For many, MMAs provide accessible cash for medium or long-term goals and expenses that are anticipated one to five years into the future.
The biggest difference between an MMA and a savings account is the interest rate. Generally speaking, MMAs offer a higher interest rate than a savings account. This higher interest rate is possible because your deposit is invested in short-term debt instruments such as U.S. Treasuries, commercial paper, and certificates of deposit (CDs).
However, you'll need to choose your MMA carefully:
Currently, the national average rate for MMAs is still just 0.66% (FDIC, as of February 20, 2024).
Which is Right for You: a Savings Account or a Money Market Account?
While savings accounts and MMAs are similar in nature, there are a few other key differences to consider.
While the higher interest rates of an MMA may be appealing, you want to be sure to maintain any minimum required amount in the account. If this causes concern, you may want to set aside what you have in a savings account instead.

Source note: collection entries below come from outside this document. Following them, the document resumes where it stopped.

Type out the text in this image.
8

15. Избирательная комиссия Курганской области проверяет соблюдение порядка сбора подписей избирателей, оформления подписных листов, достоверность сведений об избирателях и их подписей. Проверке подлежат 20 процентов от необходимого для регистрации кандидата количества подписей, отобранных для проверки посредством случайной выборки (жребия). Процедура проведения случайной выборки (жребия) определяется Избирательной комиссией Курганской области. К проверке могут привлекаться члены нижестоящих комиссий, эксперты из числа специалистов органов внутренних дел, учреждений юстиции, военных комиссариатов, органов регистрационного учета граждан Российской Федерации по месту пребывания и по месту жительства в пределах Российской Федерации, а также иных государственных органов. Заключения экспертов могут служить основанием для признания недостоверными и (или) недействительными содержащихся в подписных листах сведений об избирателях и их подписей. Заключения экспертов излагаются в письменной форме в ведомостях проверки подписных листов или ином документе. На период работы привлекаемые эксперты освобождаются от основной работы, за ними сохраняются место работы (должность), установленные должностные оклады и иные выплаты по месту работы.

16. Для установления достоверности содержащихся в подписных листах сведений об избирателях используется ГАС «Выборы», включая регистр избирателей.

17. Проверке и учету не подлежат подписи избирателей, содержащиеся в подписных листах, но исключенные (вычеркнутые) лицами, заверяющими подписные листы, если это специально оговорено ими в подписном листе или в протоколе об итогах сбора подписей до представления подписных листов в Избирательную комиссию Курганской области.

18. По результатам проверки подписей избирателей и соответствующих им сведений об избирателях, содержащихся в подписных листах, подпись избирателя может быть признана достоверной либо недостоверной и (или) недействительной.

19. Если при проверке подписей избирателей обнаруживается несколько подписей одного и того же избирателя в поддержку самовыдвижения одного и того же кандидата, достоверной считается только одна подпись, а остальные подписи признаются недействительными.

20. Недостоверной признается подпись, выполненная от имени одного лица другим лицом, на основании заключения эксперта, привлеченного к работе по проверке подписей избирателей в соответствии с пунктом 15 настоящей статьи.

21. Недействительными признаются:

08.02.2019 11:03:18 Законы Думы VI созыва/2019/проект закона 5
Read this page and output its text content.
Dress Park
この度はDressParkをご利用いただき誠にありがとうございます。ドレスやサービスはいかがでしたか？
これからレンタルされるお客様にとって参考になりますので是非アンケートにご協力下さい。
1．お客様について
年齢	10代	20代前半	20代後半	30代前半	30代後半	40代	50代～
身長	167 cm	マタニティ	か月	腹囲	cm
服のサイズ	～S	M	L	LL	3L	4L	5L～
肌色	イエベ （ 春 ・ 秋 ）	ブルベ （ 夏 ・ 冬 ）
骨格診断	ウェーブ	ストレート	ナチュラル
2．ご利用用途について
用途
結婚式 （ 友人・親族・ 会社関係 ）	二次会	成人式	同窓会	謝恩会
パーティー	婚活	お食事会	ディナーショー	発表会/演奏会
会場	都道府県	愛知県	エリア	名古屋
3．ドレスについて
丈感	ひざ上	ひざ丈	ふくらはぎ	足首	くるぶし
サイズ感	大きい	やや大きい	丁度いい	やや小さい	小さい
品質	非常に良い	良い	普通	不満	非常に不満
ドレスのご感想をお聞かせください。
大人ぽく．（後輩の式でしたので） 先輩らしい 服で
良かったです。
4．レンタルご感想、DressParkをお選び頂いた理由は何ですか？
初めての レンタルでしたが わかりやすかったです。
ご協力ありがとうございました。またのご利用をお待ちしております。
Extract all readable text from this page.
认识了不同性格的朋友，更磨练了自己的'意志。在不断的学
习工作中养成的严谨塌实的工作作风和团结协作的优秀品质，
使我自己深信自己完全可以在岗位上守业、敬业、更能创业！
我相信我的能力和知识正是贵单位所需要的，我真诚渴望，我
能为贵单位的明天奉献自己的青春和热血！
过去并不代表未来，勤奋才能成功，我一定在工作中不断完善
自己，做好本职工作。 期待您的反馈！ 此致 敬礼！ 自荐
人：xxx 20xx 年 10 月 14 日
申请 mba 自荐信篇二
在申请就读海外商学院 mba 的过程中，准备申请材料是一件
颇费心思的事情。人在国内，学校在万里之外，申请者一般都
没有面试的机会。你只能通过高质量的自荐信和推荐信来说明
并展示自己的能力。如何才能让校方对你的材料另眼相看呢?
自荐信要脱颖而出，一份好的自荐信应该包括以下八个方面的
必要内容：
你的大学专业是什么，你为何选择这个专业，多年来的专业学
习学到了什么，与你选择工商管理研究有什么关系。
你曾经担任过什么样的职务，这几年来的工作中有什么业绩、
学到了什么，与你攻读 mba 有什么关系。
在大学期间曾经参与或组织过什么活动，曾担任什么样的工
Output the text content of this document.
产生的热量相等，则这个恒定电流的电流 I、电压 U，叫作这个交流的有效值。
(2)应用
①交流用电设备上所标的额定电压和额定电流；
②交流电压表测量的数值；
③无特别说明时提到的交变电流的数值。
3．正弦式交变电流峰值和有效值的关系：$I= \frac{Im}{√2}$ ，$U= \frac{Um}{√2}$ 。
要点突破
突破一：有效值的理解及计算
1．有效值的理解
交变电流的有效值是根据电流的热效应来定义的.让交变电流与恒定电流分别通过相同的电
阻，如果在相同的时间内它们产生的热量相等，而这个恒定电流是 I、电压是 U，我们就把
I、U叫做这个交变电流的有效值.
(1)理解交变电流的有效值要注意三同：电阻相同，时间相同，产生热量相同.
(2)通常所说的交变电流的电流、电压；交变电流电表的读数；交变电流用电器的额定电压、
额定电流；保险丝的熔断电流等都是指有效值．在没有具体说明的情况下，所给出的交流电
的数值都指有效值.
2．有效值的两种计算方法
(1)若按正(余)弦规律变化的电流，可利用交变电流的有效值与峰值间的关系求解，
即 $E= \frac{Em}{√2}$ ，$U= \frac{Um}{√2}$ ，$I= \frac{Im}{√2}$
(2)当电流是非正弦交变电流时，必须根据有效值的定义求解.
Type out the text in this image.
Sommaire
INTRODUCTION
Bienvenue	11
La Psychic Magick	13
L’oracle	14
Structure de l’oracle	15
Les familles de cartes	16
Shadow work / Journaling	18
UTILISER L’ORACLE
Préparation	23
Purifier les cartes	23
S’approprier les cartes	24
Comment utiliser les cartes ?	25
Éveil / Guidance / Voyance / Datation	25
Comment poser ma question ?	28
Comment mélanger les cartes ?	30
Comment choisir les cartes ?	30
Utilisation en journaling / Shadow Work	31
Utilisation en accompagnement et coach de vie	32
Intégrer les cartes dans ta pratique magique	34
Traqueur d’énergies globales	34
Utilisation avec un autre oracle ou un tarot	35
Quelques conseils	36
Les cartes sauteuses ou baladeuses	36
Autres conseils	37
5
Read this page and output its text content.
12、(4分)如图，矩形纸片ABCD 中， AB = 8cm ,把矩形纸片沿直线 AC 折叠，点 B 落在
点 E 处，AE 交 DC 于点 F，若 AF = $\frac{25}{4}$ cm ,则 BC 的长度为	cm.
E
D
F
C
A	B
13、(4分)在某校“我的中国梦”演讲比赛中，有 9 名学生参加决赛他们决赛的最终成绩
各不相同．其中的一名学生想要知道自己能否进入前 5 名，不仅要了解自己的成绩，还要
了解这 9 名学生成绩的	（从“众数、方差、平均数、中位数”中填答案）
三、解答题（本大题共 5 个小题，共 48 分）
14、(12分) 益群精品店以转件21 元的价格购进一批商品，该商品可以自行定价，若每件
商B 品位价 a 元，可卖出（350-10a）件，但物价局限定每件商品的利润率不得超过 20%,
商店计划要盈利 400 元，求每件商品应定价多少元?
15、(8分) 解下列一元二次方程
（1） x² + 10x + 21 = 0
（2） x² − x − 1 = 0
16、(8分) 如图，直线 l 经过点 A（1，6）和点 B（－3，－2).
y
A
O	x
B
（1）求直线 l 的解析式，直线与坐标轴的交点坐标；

We encourage clients to use both savings accounts and MMAs. What we see working well is a mixture of three primary cash accounts: one checking account, one savings account, and one money market account.
The cash balances you choose to keep in these three accounts highlight another important difference: your status as "retirees", or as those "not yet retired".
Retirees
Retirees typically need to rely on their cash savings to meet living expenses. Therefore, they may consider keeping very little in a checking account, a healthy balance in a savings account, and up to one to two years of living expenses in a higher-interest MMA.
Not Yet Retired
Those who are still working tend to rely on their earned income to meet living expenses. Since they don't need to rely on withdrawals from their cash savings as heavily as retirees, they may consider limiting their savings account balance while favoring a higher-interest MMA.
Just like retirees, those "not yet retired" should consider limiting their checking account balance due to the usual lack of interest paid, and security concerns.
Let Us Personalize These Ideas For You
As you look to manage your cash, it’s important to weigh all of your options. Remember to consider the interest rates, minimum requirements, and accessibility differences between your savings and MMA account options to find what works best for you and your savings.